Module B: The Use Phase Carbon Hot Zone

5 min read
Published: August 19, 2025

Most EPD chats orbit raw materials, yet for many products the bigger climate bill arrives after the ribbon-cutting. Module B captures every kilowatt, filter swap, and late-night maintenance call across decades of service life. Nail this slice of the LCA and specifiers see a product that keeps emissions low long after installation.

Building with HVAC System Visible

Module B in plain English

Module B tracks what happens during a product’s working life: routine upkeep, repairs, energy, water, even a future facelift. EN 15804 labels it the use stage and splits it into seven sub-modules, B1 through B7 (EN 15804, 2024).

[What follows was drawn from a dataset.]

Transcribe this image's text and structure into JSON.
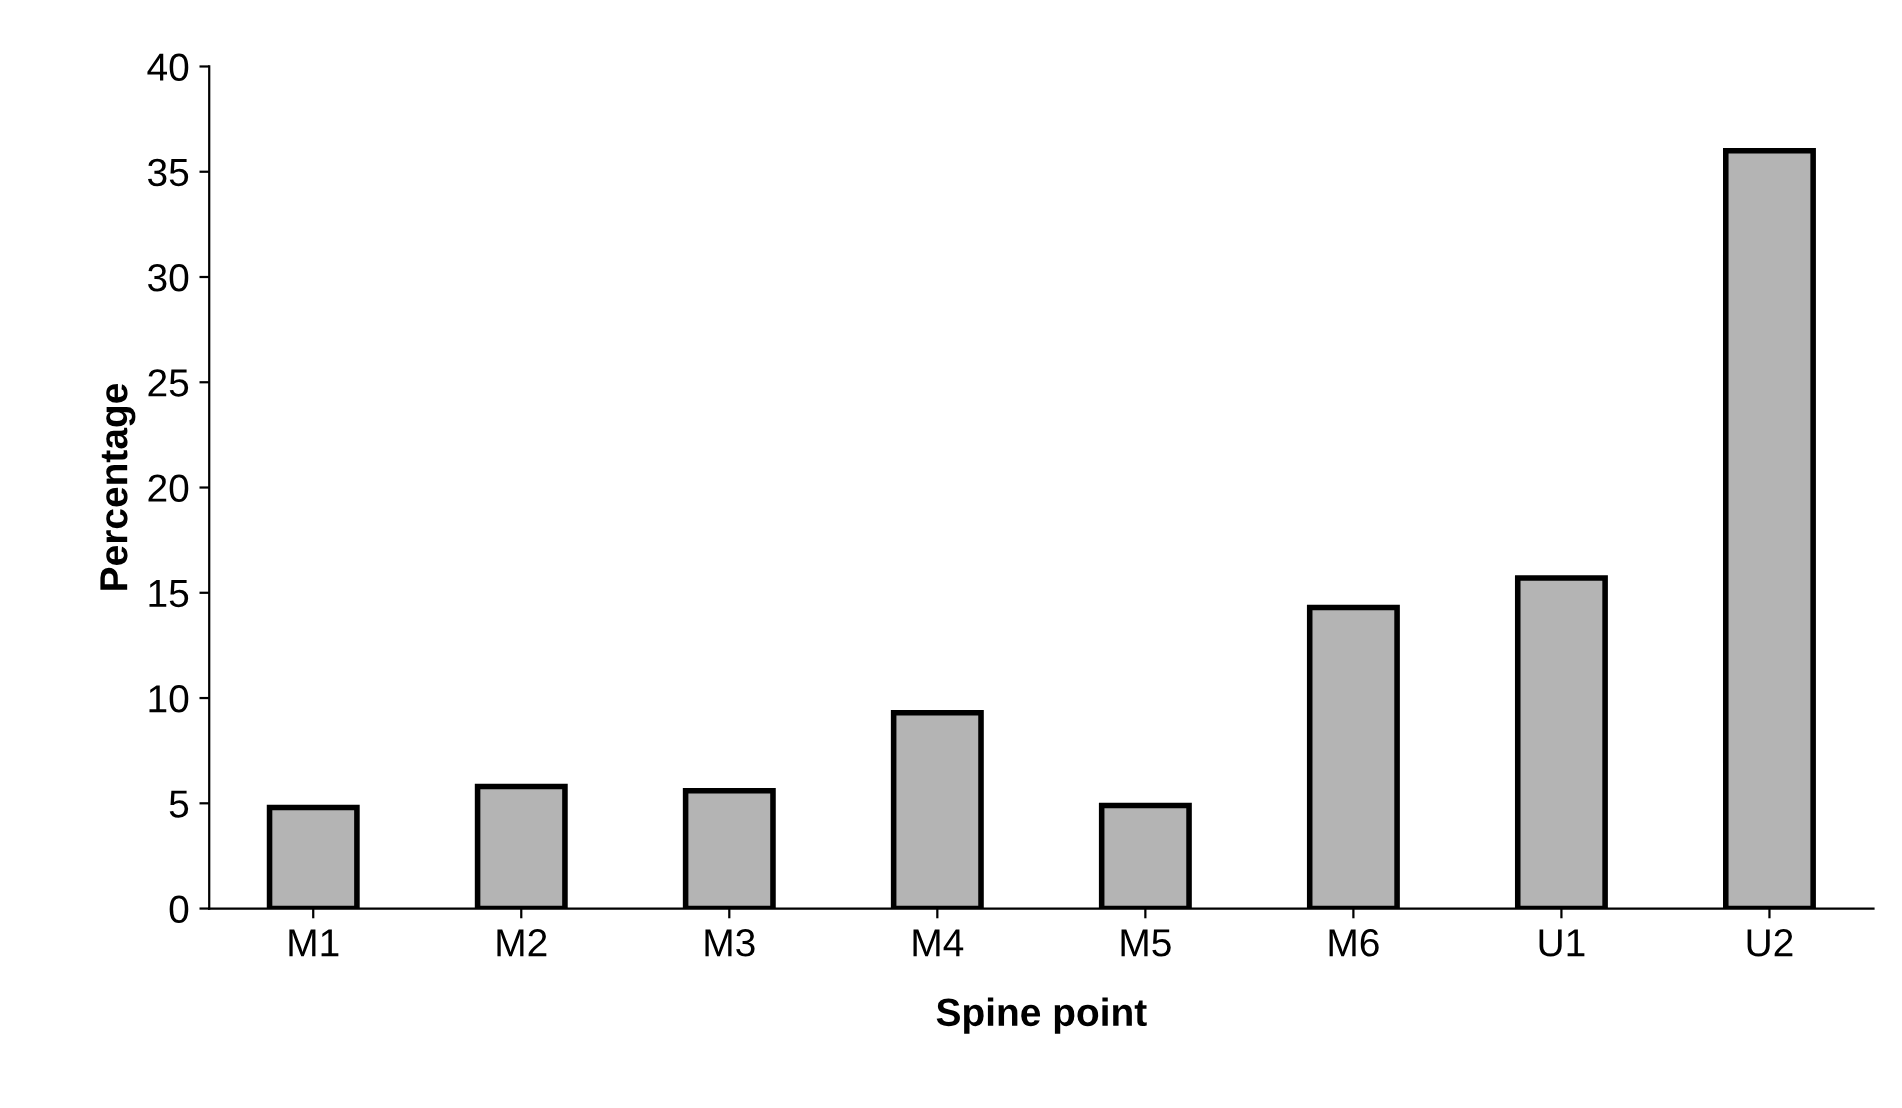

Think of it as the season-by-season stat sheet after the transfer window closes.

Why the spotlight matters

Operational carbon still delivers roughly 27 % of global building emissions (GSA, 2025). Owners chasing science-based targets scrutinise those numbers, and project teams reward products that keep the meter spinning slower. A tidy Module B can tip a bid when LEED v5 or BREEAM credits hinge on use-phase impacts.

The B1–B7 lineup

  • B1 Use: normal operation (no extra inputs).
  • B2 Maintenance: cleaning, inspections, consumables.
  • B3 Repair: fixing minor failures.
  • B4 Replacement: swapping components at end of service life.
  • B5 Refurbishment: planned upgrades that reset the clock.
  • B6 Operational energy: electricity, fuels, on-site generation yields.
  • B7 Operational water: potable, grey, treatment energy. This table-stakes detail shows buyers you have logged the hidden costs they hate discovering later (Circular Ecology, 2024).

Forecasting fifty years without a crystal ball

PCRs let you anchor scenarios to a reference service life. Pick peer-reviewed data or field records, then document every assumption so reviewers can follow your math. Reliable consumption benchmarks are improving fast, yet gaps remain for niche products; flag them rather than fudging numbers.

Data capture without the spreadsheet drag

Pull energy curves straight from BMS exports, round up maintenance SOPs from the service desk, and re-use the bill of materials already prepared for warranty docs. Centralising those feeds early means your LCA consultant spends hours interpreting, not chasing, data.

When can you skip it?

If the product uses no energy, water, or consumables, and requires zero planned maintenance, Modules B2–B7 may default to zero. You still need to state that explicitly so verifiers do not assume an oversight. Being silent is risky.

The takeaway

Module B turns a static EPD into a living projection. Handle it with the same rigor you devote to sourcing recycled steel, and your spec sheet reads like a promise, not a guess. Your future-self—and future clients—will thank you, eventualy.

Frequently Asked Questions

Which Module B sub-modules are mandatory for a non-energy using product?

B1 must always appear. B2–B7 can be reported as zero only when the PCR and justified scenarios show no maintenance, repair, replacement, refurbishment, operational energy, or water demand.

How do I choose a reference service life (RSL) for Module B calculations?

Lean on field data, component warranties, or peer-reviewed literature. Document the source and rationale; auditors look for traceability more than a perfect number.

Can smart-meter data reduce Module B uncertainty?

Yes. Hourly or sub-hourly readings allow load profiles that beat generic benchmarks, cutting variance and strengthening the EPD’s credibility.

Does refurbishing a facade count under B5 if it alters energy use?

Yes, include material and labor impacts and any operational energy shift triggered by the refurbishment.